The geological library: a rock sample repository

In its geological library in Orléans, BRGM keeps 40,000 metres of geological core samples and collections of rocks from drilling operations carried out at various depths throughout France.
2 July 2018

BRGM's geological library in Orléans

BRGM's geological library stores boxes of samples representing hundreds, even thousands, of years of France's geology.

© BRGM

This is where part of France's memory is stored. These crates contain the witnesses of thousands of years of French soil. This is BRGM's drill core library. 

It is where we archive and study our rock collections. These crates behind me contain drill-core samples from different depths, which can be accessed and studied at any time. 

Would you show us around? 

Come on, then. 

The BRGM, or French Geological Survey, stores 40,000 metres of geological cores here. A geological core is this. To obtain them, you drill into bedrock and extract a continuous sample without destroying the rock. Cores tell us how the Earth was formed and whether water, oil or minerals are present.  

Core drilling furthers geological understanding and tells us what lies beneath our feet. It also enables us to correlate information about different sites to understand the geometry of the subsurface or of the reservoirs in which, for example, water can be stored. 

Some samples are from important drilling projects. 

These are the core samples from our drilling project in Couy-Sancerre. We took continuous core samples to a depth of 1,800 metres. Then we took a series of core sample sections to the final depth of 3,500 metres. It's the deepest drilling project BRGM has done with its university partners in France. 

These are not the only memorable rocks archived in the drill-core library. Down here, these crates contain cores from an historic drilling project. 

These cores were taken when the Channel Tunnel was drilled. They were taken horizontally at the front of the boring machine, to see which rock type was ahead and to make sure we stayed in the same layer: Paris Basin chalk marl. You can write with it. 

But to preserve and protect this heritage, the BRGM has decided to store its geological cores in plastic crates.  

This involves putting the cores in the right order, keeping each core sample intact and noting the initial and final depths of each core. All of this is photographed and added to a database. The idea is to make the database available on our InfoTerre website.  
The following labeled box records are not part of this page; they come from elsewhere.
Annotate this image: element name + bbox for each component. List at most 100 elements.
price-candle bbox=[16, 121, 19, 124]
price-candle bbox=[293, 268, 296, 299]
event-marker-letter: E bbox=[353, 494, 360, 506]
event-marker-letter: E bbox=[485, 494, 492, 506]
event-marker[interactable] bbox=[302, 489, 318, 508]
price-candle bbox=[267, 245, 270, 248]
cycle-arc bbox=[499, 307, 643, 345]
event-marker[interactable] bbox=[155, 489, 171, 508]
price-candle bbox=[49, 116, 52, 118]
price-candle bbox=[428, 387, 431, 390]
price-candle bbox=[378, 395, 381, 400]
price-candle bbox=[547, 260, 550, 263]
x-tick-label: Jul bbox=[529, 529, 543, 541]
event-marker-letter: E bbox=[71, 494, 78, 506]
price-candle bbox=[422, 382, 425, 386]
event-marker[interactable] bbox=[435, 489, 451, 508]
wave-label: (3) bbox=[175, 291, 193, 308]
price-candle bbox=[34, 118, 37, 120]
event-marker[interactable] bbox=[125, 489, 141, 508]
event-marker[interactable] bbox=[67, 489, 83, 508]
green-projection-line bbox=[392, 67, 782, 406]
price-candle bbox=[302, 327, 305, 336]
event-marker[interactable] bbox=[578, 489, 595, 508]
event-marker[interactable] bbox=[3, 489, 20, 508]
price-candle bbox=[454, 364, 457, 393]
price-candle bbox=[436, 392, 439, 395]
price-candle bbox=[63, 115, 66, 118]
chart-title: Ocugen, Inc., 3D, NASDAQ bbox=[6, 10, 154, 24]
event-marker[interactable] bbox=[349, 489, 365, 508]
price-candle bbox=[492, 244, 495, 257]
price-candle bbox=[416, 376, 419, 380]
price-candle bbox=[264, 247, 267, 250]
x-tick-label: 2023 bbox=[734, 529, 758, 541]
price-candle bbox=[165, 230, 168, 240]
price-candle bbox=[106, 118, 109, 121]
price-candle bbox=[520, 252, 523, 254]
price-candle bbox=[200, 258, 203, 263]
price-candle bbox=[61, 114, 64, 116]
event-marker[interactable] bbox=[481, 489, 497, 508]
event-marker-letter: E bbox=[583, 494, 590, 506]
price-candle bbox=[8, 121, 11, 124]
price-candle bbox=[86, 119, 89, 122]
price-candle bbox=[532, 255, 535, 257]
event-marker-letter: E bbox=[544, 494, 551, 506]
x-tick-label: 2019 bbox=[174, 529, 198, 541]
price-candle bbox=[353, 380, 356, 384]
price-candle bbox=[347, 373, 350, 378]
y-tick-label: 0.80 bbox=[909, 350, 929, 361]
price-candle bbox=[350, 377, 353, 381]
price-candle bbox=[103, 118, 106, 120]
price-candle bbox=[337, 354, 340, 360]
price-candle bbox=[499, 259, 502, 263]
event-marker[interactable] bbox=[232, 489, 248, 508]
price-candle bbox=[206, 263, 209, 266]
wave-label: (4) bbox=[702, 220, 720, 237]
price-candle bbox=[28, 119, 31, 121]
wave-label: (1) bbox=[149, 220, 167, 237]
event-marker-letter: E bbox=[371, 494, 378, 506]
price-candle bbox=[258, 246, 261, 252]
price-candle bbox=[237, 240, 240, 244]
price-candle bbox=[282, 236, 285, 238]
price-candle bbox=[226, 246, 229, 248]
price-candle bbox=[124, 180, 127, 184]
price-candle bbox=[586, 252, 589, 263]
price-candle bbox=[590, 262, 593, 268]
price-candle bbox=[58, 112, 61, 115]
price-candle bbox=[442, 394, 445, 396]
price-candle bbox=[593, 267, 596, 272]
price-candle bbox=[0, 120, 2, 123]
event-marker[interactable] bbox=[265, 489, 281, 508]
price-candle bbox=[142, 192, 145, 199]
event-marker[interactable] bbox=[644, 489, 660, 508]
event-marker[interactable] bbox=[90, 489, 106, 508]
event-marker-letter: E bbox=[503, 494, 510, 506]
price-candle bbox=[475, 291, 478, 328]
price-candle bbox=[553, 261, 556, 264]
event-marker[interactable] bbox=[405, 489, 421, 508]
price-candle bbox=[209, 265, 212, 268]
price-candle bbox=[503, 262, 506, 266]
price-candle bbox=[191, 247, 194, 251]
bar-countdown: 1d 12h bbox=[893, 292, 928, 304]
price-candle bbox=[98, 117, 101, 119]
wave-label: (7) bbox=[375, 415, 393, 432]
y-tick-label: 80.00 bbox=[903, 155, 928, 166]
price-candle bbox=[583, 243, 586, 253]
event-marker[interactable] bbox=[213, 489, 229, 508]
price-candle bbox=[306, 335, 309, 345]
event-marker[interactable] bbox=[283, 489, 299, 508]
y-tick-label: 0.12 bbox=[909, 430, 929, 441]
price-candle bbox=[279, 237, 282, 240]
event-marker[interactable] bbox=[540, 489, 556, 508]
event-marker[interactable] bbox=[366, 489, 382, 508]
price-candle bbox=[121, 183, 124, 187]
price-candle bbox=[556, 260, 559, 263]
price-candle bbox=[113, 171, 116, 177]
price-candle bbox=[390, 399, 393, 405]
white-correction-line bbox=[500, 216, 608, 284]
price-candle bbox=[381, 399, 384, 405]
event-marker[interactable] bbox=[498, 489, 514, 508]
You can view the photos on the site or come study the core samples here at the drill-core library. 

Everyone can come here and consult the archives. We welcome academics, who work on the core samples, industrialists too, who want to know more about a particular site's geology. We have these objects for study as well as analytical facilities. We can offer our users the whole analytical chain. 

The BRGM refines its knowledge of France's subsurface with new drilling projects, like here near Bordeaux, whose core samples will be added to the library.